With World Mental Health Day falling on the second day of the symposium, it was apt that many of the chefs and presenters addressed this issue and its very real existence in the hospitality industry.
Journalist Kat Kinsman, founder of the website Chefs with Issues and who suffers from anxiety and depression, broached the subject with the 300-strong audience and told The Caterer how during her interviews with chefs in the US, they started to confide in her about their struggles in the kitchen and front of house. “Then we had a series of high-profile chef deaths,” said Kinsman. She believes women in the kitchen are especially affected “For a woman to be in the kitchen, you need to be extra tough, and when you are up against that macho attitude, it’s hard to admit to any illness. Front of house is hard for women too, as they are afraid to take on that stereotypical feminine weakness.”
Kinsman suggested businesses show staff the same care as chefs do to their ingredients, provide a healthy, sit-down meal for their team and encourage them to live more healthy lives. Chef Anna Haugh presented the argument that we all need to talk more openly about mental health and to challenge bullying in the kitchen. Daniel Clifford joined the debate by describing honestly his behaviour as a chef after winning his first Michelin star and how it made him “not a very nice person”.

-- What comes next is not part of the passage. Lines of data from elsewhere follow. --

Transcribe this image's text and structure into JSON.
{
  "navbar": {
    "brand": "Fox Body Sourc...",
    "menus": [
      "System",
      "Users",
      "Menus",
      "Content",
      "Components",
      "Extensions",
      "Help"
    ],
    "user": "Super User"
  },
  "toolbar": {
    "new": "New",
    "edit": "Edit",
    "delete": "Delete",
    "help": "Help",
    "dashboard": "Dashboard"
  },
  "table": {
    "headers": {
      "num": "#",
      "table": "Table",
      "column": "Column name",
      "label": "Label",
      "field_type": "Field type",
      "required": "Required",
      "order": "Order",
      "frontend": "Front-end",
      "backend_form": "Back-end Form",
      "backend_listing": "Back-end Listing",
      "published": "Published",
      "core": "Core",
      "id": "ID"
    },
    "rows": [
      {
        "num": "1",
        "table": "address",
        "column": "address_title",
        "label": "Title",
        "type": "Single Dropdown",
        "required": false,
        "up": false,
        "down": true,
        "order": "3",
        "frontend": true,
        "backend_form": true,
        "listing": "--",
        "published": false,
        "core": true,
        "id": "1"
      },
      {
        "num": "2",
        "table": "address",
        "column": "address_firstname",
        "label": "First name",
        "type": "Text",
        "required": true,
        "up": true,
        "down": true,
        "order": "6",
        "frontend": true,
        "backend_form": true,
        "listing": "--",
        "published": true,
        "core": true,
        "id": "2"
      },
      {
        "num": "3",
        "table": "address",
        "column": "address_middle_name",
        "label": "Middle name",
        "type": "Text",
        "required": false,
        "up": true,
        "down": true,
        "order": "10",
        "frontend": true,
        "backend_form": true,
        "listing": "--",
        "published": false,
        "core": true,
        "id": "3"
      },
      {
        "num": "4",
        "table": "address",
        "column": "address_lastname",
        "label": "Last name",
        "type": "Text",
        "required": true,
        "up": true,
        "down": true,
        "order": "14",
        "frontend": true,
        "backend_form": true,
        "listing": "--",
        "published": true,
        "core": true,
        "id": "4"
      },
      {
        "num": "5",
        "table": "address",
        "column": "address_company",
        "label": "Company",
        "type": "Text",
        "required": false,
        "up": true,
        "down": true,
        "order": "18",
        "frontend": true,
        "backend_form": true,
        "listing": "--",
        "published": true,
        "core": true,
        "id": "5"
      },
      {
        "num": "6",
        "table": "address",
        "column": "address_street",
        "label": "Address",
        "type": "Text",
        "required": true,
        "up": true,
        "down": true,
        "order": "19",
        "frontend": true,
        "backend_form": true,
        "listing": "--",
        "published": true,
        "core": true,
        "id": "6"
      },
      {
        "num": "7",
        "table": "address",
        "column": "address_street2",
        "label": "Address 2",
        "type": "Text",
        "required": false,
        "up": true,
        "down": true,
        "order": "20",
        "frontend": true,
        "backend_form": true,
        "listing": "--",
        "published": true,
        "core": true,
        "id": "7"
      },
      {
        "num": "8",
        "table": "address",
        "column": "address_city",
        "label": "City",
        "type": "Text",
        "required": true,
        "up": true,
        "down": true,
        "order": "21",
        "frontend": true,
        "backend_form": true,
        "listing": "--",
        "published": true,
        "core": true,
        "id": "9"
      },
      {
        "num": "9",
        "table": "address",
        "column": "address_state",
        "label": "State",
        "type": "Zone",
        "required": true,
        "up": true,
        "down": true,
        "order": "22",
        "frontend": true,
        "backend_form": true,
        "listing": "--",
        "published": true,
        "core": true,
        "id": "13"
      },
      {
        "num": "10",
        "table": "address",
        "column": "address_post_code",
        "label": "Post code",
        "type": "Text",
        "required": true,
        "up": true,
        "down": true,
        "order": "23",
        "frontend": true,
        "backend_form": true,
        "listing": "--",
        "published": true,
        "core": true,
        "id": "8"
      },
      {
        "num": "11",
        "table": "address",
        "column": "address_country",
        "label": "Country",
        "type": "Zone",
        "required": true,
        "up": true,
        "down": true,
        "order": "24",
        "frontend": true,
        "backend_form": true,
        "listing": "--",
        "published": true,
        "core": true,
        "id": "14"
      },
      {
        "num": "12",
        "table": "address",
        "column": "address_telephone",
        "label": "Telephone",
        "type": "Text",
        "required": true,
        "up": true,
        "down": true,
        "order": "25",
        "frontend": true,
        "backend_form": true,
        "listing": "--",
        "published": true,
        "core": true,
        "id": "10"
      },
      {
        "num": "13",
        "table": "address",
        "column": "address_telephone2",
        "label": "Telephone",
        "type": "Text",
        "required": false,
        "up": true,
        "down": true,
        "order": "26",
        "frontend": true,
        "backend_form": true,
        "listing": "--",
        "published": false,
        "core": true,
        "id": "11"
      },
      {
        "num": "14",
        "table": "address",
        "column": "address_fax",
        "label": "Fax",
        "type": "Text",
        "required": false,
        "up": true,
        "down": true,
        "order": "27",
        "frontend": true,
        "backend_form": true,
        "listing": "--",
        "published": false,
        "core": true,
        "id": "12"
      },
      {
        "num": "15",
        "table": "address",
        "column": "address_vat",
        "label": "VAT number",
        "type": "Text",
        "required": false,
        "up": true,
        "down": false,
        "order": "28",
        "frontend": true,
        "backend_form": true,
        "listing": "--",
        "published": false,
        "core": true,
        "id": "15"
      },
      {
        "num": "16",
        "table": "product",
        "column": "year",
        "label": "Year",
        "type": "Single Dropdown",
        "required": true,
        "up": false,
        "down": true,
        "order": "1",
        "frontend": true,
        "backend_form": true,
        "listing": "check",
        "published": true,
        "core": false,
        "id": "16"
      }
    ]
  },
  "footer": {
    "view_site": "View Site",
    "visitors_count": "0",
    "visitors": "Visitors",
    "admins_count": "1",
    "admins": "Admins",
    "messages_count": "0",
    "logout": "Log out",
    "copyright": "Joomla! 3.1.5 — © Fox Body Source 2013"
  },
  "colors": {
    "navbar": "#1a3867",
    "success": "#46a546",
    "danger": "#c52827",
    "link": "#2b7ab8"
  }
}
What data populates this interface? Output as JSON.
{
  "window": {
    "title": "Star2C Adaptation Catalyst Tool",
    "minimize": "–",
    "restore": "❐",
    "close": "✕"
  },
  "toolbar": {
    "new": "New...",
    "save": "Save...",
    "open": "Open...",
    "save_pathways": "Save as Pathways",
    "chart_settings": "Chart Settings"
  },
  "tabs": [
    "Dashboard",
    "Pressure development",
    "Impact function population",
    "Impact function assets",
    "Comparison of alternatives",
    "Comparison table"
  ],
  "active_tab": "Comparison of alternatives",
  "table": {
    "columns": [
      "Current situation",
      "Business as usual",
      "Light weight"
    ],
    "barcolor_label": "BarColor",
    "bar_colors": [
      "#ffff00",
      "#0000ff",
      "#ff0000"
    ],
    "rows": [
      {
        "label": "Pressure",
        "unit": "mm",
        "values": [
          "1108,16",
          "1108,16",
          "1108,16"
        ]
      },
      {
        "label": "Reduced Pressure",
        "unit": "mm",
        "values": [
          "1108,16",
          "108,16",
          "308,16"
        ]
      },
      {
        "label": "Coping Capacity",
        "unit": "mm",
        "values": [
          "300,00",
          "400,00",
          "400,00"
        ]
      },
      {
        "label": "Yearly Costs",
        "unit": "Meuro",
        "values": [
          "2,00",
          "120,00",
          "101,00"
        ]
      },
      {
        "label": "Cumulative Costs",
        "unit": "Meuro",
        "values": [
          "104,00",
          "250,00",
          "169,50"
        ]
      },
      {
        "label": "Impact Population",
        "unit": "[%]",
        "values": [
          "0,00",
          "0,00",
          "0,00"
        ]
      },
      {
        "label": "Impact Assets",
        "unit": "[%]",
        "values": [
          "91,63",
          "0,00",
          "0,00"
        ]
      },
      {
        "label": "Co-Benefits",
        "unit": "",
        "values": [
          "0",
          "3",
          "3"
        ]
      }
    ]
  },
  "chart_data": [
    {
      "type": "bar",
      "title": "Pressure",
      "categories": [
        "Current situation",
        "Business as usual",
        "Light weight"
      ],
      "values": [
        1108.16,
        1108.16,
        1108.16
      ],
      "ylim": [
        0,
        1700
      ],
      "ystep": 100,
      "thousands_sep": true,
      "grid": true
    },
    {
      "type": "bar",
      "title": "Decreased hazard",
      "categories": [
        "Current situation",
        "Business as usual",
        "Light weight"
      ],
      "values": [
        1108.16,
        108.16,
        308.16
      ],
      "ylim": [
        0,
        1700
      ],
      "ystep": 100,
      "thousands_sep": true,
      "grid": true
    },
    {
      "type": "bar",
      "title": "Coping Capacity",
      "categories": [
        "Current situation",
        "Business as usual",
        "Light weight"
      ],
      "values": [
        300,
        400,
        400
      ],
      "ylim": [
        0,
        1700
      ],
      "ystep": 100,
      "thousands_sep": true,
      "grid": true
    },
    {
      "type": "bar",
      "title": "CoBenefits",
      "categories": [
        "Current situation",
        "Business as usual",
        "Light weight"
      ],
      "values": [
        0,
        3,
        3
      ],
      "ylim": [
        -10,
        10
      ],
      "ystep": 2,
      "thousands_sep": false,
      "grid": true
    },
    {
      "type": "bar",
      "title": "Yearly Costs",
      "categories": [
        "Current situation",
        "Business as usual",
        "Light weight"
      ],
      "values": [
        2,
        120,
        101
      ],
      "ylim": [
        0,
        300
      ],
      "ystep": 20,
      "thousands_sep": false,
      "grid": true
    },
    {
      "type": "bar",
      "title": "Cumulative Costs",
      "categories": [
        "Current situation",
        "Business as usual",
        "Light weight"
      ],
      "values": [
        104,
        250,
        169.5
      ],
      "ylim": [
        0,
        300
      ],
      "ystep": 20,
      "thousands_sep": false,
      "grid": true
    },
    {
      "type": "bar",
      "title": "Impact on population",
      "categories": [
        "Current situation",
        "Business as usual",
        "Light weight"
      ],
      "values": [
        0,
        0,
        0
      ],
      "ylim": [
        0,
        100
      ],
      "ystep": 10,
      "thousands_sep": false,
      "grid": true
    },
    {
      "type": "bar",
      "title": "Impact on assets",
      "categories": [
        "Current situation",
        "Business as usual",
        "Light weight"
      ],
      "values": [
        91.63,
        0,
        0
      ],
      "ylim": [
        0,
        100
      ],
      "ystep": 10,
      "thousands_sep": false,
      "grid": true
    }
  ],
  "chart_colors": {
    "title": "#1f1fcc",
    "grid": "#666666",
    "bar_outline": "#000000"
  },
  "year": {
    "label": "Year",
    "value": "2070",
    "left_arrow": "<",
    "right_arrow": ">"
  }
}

Other chefs at the event included Angela Hartnett, chef-patron of Murano, London; Robin Gill, chef-patron of the Dairy and the Manor (soon to be Sorella); Bo Bech, chef-patron of Geist in Denmark; and Magnus Nilsson, chef-patron of Fäviken in Sweden.
What is Food on the Edge?
Food on the Edge is a two-day symposium created by Irish chef, author and restaurateur JP McMahon. It is a not-for-profit conference for top international chefs that takes place in Galway every year in October. Over the two days, about 50 chefs speak for 15 minutes each on the cultural, social, environmental and educational aspects of food, their vision for the future of food and how we can make things better on both a local and a global level, in personal and political ways.